Entspannt im Herbst: Einfache Self-Care-Routinen für zwischendurch

Entspannt im Herbst: Einfache Self-Care-Routinen für zwischendurch

Quelle: BigLike Images / shutterstock

Wird es draussen kälter, liegt es an uns, uns regelmässig Wohlfühlmomente zu schaffen, auf die wir uns freuen können. Mit diesen Self-Care-Routinen kommt man entspannt durch den Herbst.

Es sind die kleinen Freuden, die das Leben lebenswert machen. Tägliche Gewohnheiten und Rituale können die Gesundheit und das Wohlbefinden fördern. Gerade jetzt, wenn die Tage langsam aber sicher wieder kürzer werden und der Herbst Einzug hält, sind es die kleinen Dinge zum Wohlfühlen, die für ein besseres Lebensgefühl sorgen können. Hier sind die besten Self-Care-Routinen für einen entspannten Herbst.

Morgens ganz entspannt aufstehen

Wie der Tag beginnt, ist meistens für den weiteren Verlauf entscheidend. Wer morgens entspannt aufsteht und genug Zeit für sich und seine Routinen hat, ist konzentrierter und mehr bei sich. Es hilft deswegen den Wecker immer mindestens zwei Stunden, bevor man das Haus verlassen muss, zu stellen. Dann bleibt genug Zeit, um nach dem Aufstehen noch gemütlich zu duschen, zu frühstücken und sich fertig zu machen. Und eventuell passt ja auch noch eine kleine Yoga-Sequenz in die Morgen-Routine.

Ein Dankbarkeits-Journal führen

Wir sollten uns viel öfter ins Gedächtnis rufen, wie gut es uns eigentlich geht. Ziemlich hilfreich dabei ist ein sogenanntes Dankbarkeits-Journal. Einfach ein schönes Notizbuch besorgen und dann jeden Abend mindestens drei Dinge notieren, für die man tagsüber dankbar war. Das kann der leckere Cappucino am Morgen gewesen sein, aber auch die nette Kollegin, mit der man sich besonders gut versteht.
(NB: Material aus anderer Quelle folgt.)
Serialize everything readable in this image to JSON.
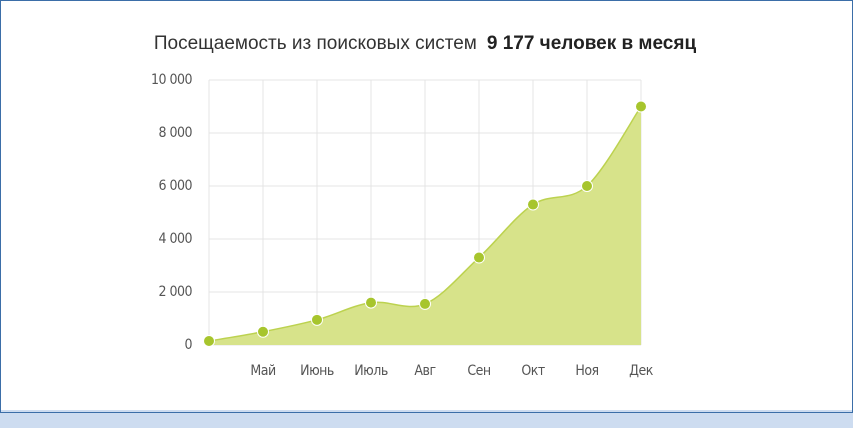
{
  "chart_data": {
    "type": "area",
    "title": "Посещаемость из поисковых систем",
    "subtitle": "9 177 человек в месяц",
    "categories": [
      null,
      "Май",
      "Июнь",
      "Июль",
      "Авг",
      "Сен",
      "Окт",
      "Ноя",
      "Дек"
    ],
    "values": [
      150,
      500,
      950,
      1600,
      1550,
      3300,
      5300,
      6000,
      9000
    ],
    "color": "#d7e38a",
    "line_color": "#bcd24f",
    "marker_color": "#a7c52d",
    "ylim": [
      0,
      10000
    ],
    "yticks": [
      0,
      {
        "value": 2000,
        "label": "2 000"
      },
      {
        "value": 4000,
        "label": "4 000"
      },
      {
        "value": 6000,
        "label": "6 000"
      },
      {
        "value": 8000,
        "label": "8 000"
      },
      {
        "value": 10000,
        "label": "10 000"
      }
    ],
    "grid": true
  }
}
Herbstspaziergänge in den Alltag integrieren

Bewegung tut gut: Statt sich dem Herbstblues hinzugeben und sich unter der Bettdecke zu verkriechen, sollte man regelmässig einen kurzen, aber schnellen Spaziergang unternehmen. Mit dem Rad in die Arbeit zu fahren, sorgt ebenfalls für Bewegung. Wer einen Hund hat, ist natürlich am besten dran, denn dem kleinen Vierbeiner ist es vermutlich egal, ob man mit ihm Gassi gehen will oder nicht – er muss mindestens einmal am Tag vor die Tür.

Sich selbst belohnen

Wer sich selbst belohnt, schafft sich Anreize, Dinge, die vielleicht weniger schön sind oder weniger Spass machen, trotzdem zu erledigen. Wer putzen hasst, kann sich danach beispielsweise immer mit einer kleinen Auszeit in der Saune belohnen. Und schon verbindet man den ungeliebten Hausputz mit etwas Positivem. Das funktioniert auch mit Bügeln, Steuererklärung und vielem mehr…

Regelmässig meditieren

Immer mehr Menschen schwören auf die beruhigende und erstaunliche Wirkung von Meditation. Dazu braucht es nicht einmal grosse Vorkenntnisse: Es reicht, sich am Anfang jeden Tag fünf Minuten Zeit zu nehmen, und einfach mal den Atem zu beobachten und die Gedanken vorüberziehen zu lassen.